Rep. Carlos Bilbao, R-Emmett, who is leaving the Legislature but is a candidate in November for the Gem County board of county commissioners, is also blunt in his assessment of how the state should handle the issue. ” … we don’t have to take that increase. That’s written into the bill. We should say ‘screw you.’ Right now we’re giving away too much as it is. I would definitely vote not to increase Medicaid and definitely do everything I can to stop the universal medical plan by Obama.”

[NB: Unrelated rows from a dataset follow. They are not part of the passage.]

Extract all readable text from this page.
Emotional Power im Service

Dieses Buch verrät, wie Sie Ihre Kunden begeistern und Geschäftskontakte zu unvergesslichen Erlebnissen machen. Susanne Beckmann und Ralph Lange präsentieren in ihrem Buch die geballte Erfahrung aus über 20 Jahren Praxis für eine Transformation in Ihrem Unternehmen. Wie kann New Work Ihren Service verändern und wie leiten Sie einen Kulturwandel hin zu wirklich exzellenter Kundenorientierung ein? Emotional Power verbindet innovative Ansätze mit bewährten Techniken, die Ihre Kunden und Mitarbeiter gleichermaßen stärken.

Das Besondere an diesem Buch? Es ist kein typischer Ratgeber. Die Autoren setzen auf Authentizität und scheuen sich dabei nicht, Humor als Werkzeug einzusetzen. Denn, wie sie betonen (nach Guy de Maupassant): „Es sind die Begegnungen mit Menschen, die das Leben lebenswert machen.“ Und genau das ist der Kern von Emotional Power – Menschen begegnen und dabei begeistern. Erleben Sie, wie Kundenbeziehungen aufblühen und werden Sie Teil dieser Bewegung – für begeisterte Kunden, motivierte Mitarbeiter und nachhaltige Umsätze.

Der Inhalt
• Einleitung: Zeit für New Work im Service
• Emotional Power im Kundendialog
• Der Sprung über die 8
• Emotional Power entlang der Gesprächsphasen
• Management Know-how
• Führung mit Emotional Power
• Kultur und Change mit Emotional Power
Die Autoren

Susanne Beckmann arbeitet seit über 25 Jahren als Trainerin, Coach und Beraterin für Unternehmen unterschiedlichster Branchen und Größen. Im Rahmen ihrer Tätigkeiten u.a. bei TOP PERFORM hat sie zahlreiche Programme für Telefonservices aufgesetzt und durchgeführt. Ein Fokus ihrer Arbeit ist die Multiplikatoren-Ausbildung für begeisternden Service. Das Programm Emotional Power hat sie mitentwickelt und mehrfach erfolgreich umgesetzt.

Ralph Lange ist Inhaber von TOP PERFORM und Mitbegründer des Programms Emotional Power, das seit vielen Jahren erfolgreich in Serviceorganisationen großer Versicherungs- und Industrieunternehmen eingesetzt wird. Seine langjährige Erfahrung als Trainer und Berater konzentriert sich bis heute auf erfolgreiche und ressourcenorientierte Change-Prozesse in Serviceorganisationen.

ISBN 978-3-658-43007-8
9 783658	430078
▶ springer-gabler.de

On the other side of the aisle there is talk of potential benefits to Idaho’s counties should the state decide to expand Medicaid. “I think when fully implemented with the requirement for insurance when you can afford it and the Medicaid expansion I think the need for the catastrophic fund, or indigent program, virtually goes away.” said Rep. John Rusche, D-Lewiston, the House minority leader.
According to the Congressional Budget Office, as many as 17 million Americans are supposed to gain coverage by being added to the Medicaid rolls, but that assumes Idaho and other states expand Medicaid coverage.
Note: Erik Makrush and Eric D. Dixon contributed to the content of this story.